Convert PDF to DOCX using C# | issue with text in tables

cudrea · April 12, 2021, 5:36pm

Hello,

As part of an evaluation of your tool, when using either the code examples from github or the online tool I’ve noticed that when trying to convert PDF files that contain tables to docx format, although the general layout is kept, the text from one section is not separated from the next one.

Is there a way the library could be parameterized (or some additional coding required) to ensure proper segregation of columns when one column is text and the other one a table ?

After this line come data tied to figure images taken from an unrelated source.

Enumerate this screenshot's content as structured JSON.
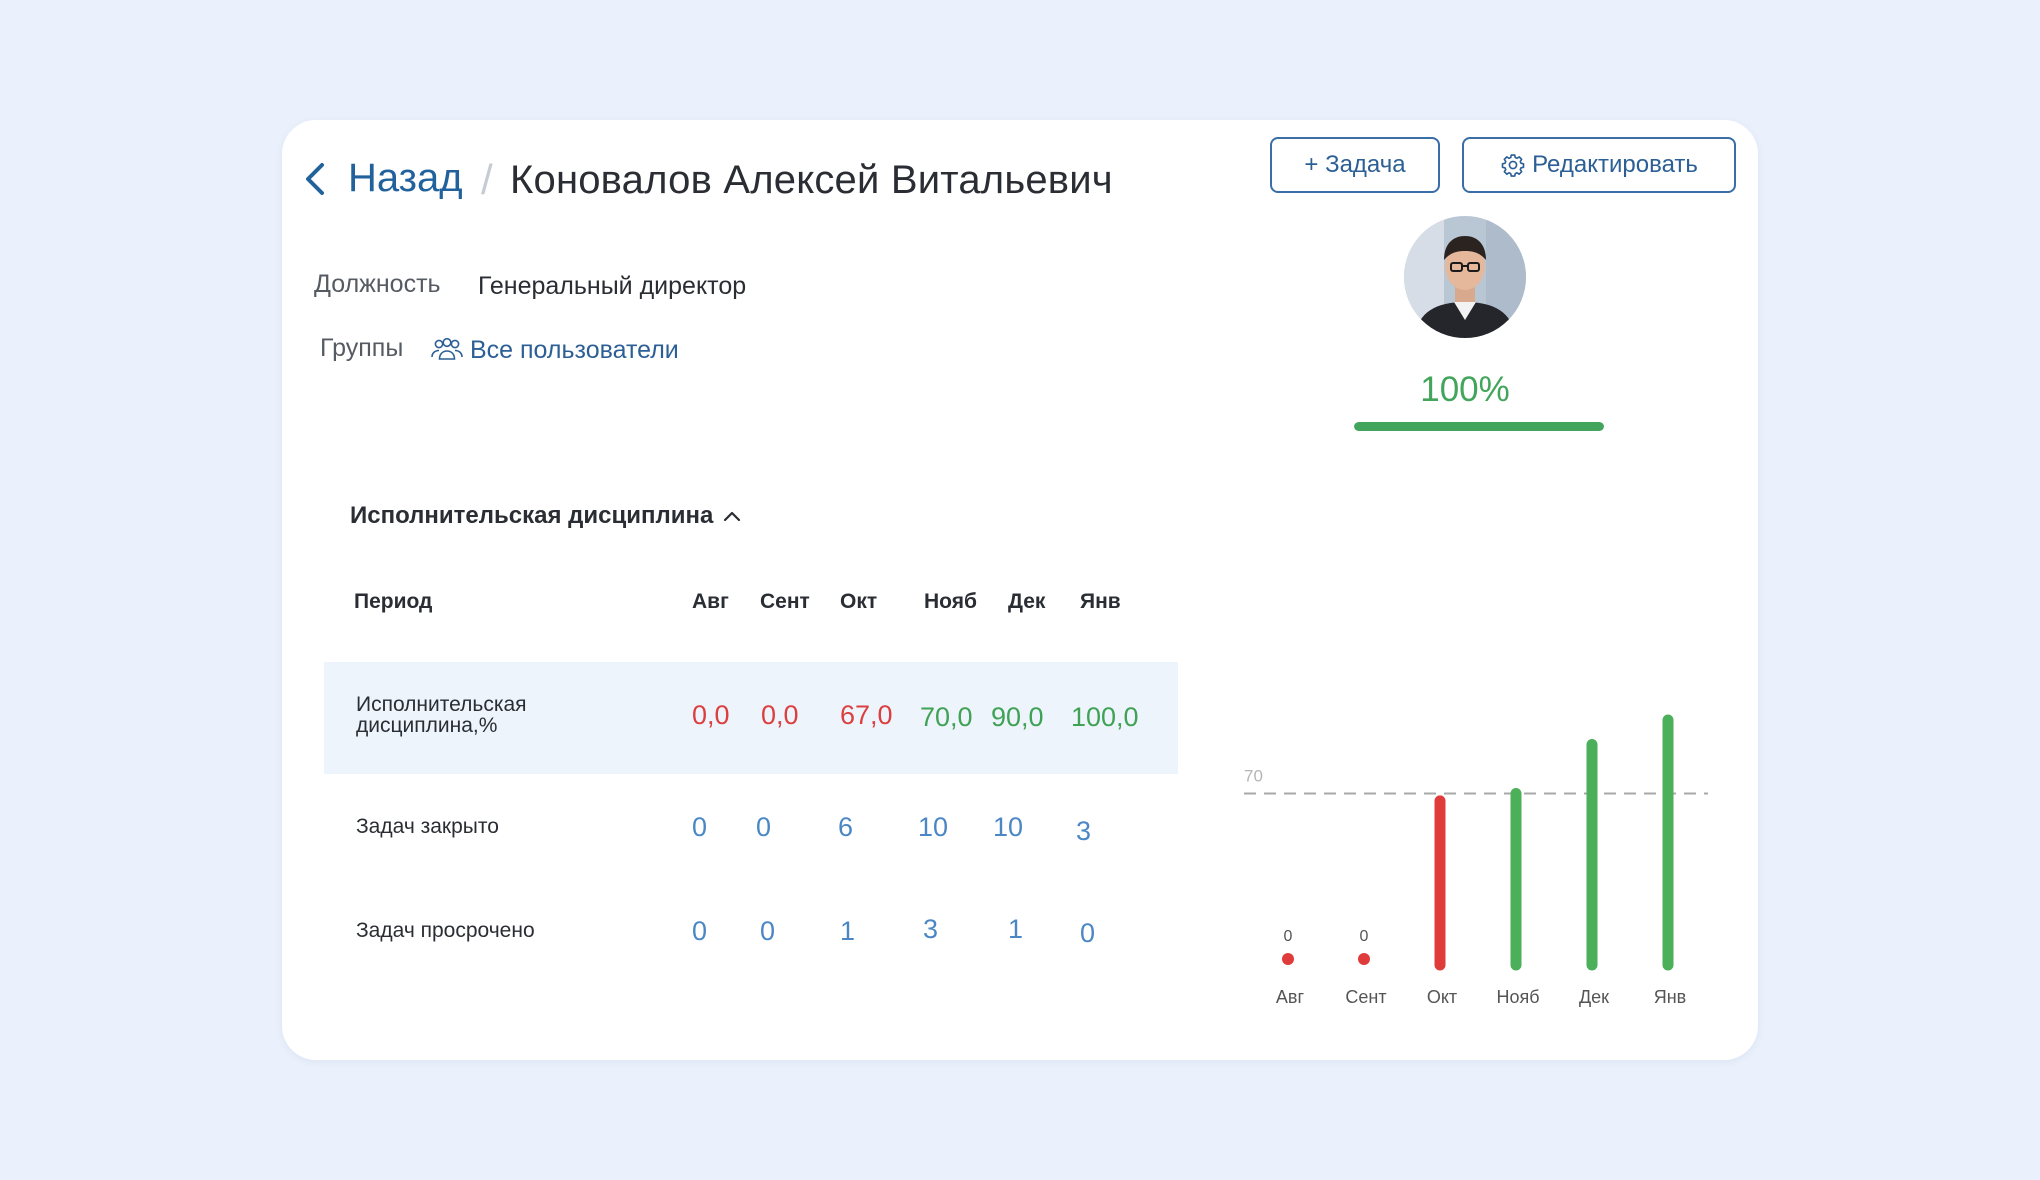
{
  "header": {
    "back_label": "Назад",
    "separator": "/",
    "person_name": "Коновалов Алексей Витальевич"
  },
  "actions": {
    "add_task_label": "+ Задача",
    "edit_label": "Редактировать"
  },
  "profile": {
    "position_label": "Должность",
    "position_value": "Генеральный директор",
    "groups_label": "Группы",
    "groups_value": "Все пользователи",
    "discipline_percent_text": "100%",
    "discipline_progress": 1.0
  },
  "section": {
    "title": "Исполнительская дисциплина"
  },
  "table": {
    "period_header": "Период",
    "months": [
      "Авг",
      "Сент",
      "Окт",
      "Нояб",
      "Дек",
      "Янв"
    ],
    "rows": [
      {
        "label_line1": "Исполнительская",
        "label_line2": "дисциплина,%",
        "values": [
          "0,0",
          "0,0",
          "67,0",
          "70,0",
          "90,0",
          "100,0"
        ],
        "statuses": [
          "bad",
          "bad",
          "bad",
          "good",
          "good",
          "good"
        ]
      },
      {
        "label": "Задач закрыто",
        "values": [
          "0",
          "0",
          "6",
          "10",
          "10",
          "3"
        ]
      },
      {
        "label": "Задач просрочено",
        "values": [
          "0",
          "0",
          "1",
          "3",
          "1",
          "0"
        ]
      }
    ]
  },
  "chart_data": {
    "type": "bar",
    "categories": [
      "Авг",
      "Сент",
      "Окт",
      "Нояб",
      "Дек",
      "Янв"
    ],
    "values": [
      0,
      0,
      67,
      70,
      90,
      100
    ],
    "data_labels": [
      "0",
      "0",
      "",
      "",
      "",
      ""
    ],
    "threshold": 70,
    "threshold_label": "70",
    "ylim": [
      0,
      100
    ],
    "colors": {
      "below_threshold": "#e03b3b",
      "at_or_above_threshold": "#4caf5a",
      "threshold_line": "#a8a8a8"
    }
  },
  "colors": {
    "accent": "#22629c",
    "success": "#43a55c",
    "danger": "#dc3f3f",
    "link": "#2c5f95",
    "page_background": "#eaf1fc"
  }
}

I’ve attached here the source file used (PDF), the resulting docx as well as some screenshots with the text delimitation within a document section for exemplification.Test files.zip (2.7 MB)

Thank you.

tahir.manzoor · April 12, 2021, 8:17pm

@cudrea

We have tested the scenario and have managed to reproduce the same issue at our side. For the sake of correction, we have logged this problem in our issue tracking system as WORDSNET-22108. You will be notified via this forum thread once this issue is resolved.

We apologize for your inconvenience.

asad.ali · April 12, 2021, 9:55pm

@cudrea

We have tested the scenario using Aspose.PDF for .NET 21.4 and were able to notice the similar issue in the generated output .docx. Hence, an issue as PDFNET-49758 has been logged in our issue management system for the sake of rectification. We will let you know as soon as the logged issue is fixed. Please be patient and spare us some time.

We are sorry for the inconvenience.

aspose.notifier · October 7, 2021, 11:26am

The issues you have found earlier (filed as WORDSNET-22108) have been fixed in this Aspose.Words for .NET 21.10 update also available on NuGet.